The artists dismantle, decapitate, re-assemble and sculpt kitsch figurines, toys and religious icons into new and hopefully thought-provoking idols of the information age. The juxtapositions and chimeras they make are designed to be pseudo-religious icons of popular culture. Culture is in part a cult and the symbols of our age represent the saints and sinners of our society. The figures when shown together, become a shrine to our modern cult. “Technological prosperity has merged with nihilism and created impotent gods. The pieces in this show are our representations of these demigods.”
Based in Long Island NY, Anthony Freda works as an editorial illustrator, visual political activist and as part of the adjunct faculty of the Fashion Institute of Technology in New York. In addition to many mainstream clients, such as Time, The New Yorker, Rolling Stone and The New York Times, he also contributes to many alternative news websites and publication, such as Code Pink, Activist Post, Washington’s Blog,Global Research, Cindy Sheehan’s The Soapbox and The Trends Journal. In 2006 The Village Voicecommissioned Freda to illustrate a story about people who challenge the official 9/11 narrative, the artwork has since become part of the permanent collection of the US National September 11th Museum in NYC.
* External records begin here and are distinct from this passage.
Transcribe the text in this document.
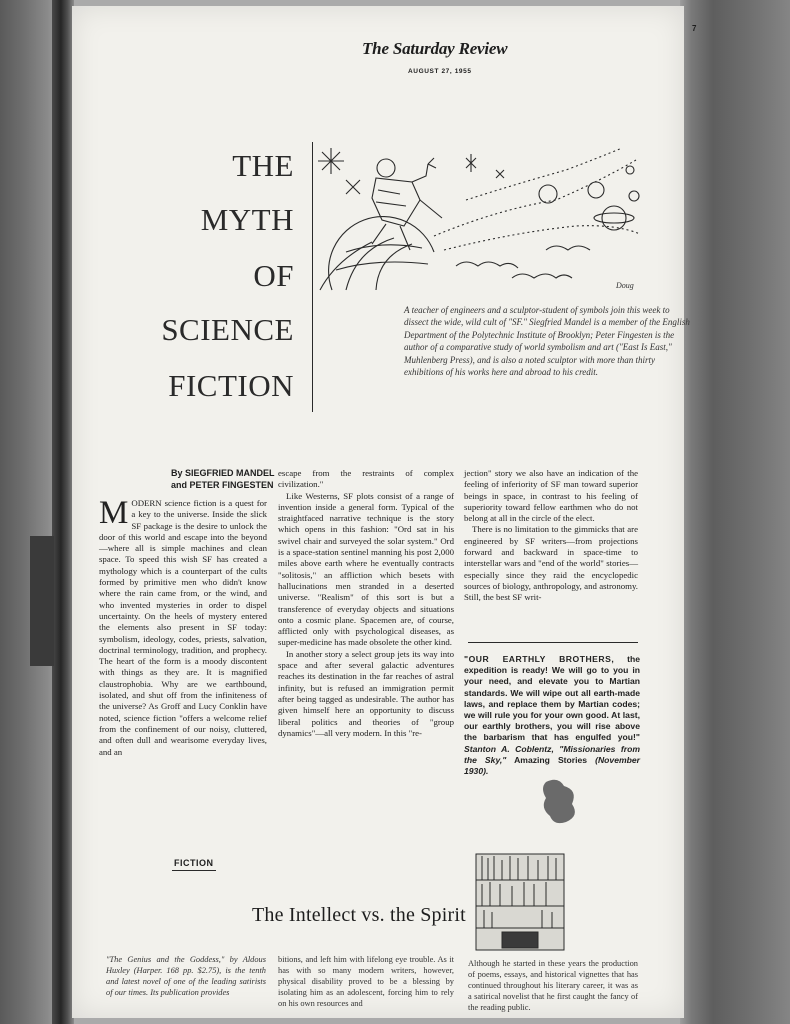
The Saturday Review
AUGUST 27, 1955
7
THE
MYTH
OF
SCIENCE
FICTION
Doug
A teacher of engineers and a sculptor-student of symbols join this week to dissect the wide, wild cult of "SF." Siegfried Mandel is a member of the English Department of the Polytechnic Institute of Brooklyn; Peter Fingesten is the author of a comparative study of world symbolism and art ("East Is East," Muhlenberg Press), and is also a noted sculptor with more than thirty exhibitions of his works here and abroad to his credit.
By SIEGFRIED MANDEL
and PETER FINGESTEN
M ODERN science fiction is a quest for a key to the universe. Inside the slick SF package is the desire to unlock the door of this world and escape into the beyond—where all is simple machines and clean space. To speed this wish SF has created a mythology which is a counterpart of the cults formed by primitive men who didn't know where the rain came from, or the wind, and who invented mysteries in order to dispel uncertainty. On the heels of mystery entered the elements also present in SF today: symbolism, ideology, codes, priests, salvation, doctrinal terminology, tradition, and prophecy. The heart of the form is a moody discontent with things as they are. It is magnified claustrophobia. Why are we earthbound, isolated, and shut off from the infiniteness of the universe? As Groff and Lucy Conklin have noted, science fiction "offers a welcome relief from the confinement of our noisy, cluttered, and often dull and wearisome everyday lives, and an

escape from the restraints of complex civilization."

Like Westerns, SF plots consist of a range of invention inside a general form. Typical of the straightfaced narrative technique is the story which opens in this fashion: "Ord sat in his swivel chair and surveyed the solar system." Ord is a space-station sentinel manning his post 2,000 miles above earth where he eventually contracts "solitosis," an affliction which besets with hallucinations men stranded in a deserted universe. "Realism" of this sort is but a transference of everyday objects and situations onto a cosmic plane. Spacemen are, of course, afflicted only with psychological diseases, as super-medicine has made obsolete the other kind.

In another story a select group jets its way into space and after several galactic adventures reaches its destination in the far reaches of astral infinity, but is refused an immigration permit after being tagged as undesirable. The author has given himself here an opportunity to discuss liberal politics and theories of "group dynamics"—all very modern. In this "re-

jection" story we also have an indication of the feeling of inferiority of SF man toward superior beings in space, in contrast to his feeling of superiority toward fellow earthmen who do not belong at all in the circle of the elect.

There is no limitation to the gimmicks that are engineered by SF writers—from projections forward and backward in space-time to interstellar wars and "end of the world" stories—especially since they raid the encyclopedic sources of biology, anthropology, and astronomy. Still, the best SF writ-

"OUR EARTHLY BROTHERS, the expedition is ready! We will go to you in your need, and elevate you to Martian standards. We will wipe out all earth-made laws, and replace them by Martian codes; we will rule you for your own good. At last, our earthly brothers, you will rise above the barbarism that has engulfed you!" Stanton A. Coblentz, "Missionaries from the Sky," Amazing Stories (November 1930).
FICTION
The Intellect vs. the Spirit
"The Genius and the Goddess," by Aldous Huxley (Harper. 168 pp. $2.75), is the tenth and latest novel of one of the leading satirists of our times. Its publication provides
bitions, and left him with lifelong eye trouble. As it has with so many modern writers, however, physical disability proved to be a blessing by isolating him as an adolescent, forcing him to rely on his own resources and
Although he started in these years the production of poems, essays, and historical vignettes that has continued throughout his literary career, it was as a satirical novelist that he first caught the fancy of the reading public.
Nick Chiechi has made the expert, archival fabrication of these assemblages and sculptures possible. Both artists share common views and concerns regarding the current state of our culture and use our art as a means of commenting on the state of affairs and also as a catharsis to purge the negative emotions we sometimes experience in our journey of understanding the true nature of our reality. The act of creation itself transforms pity and anger into hope.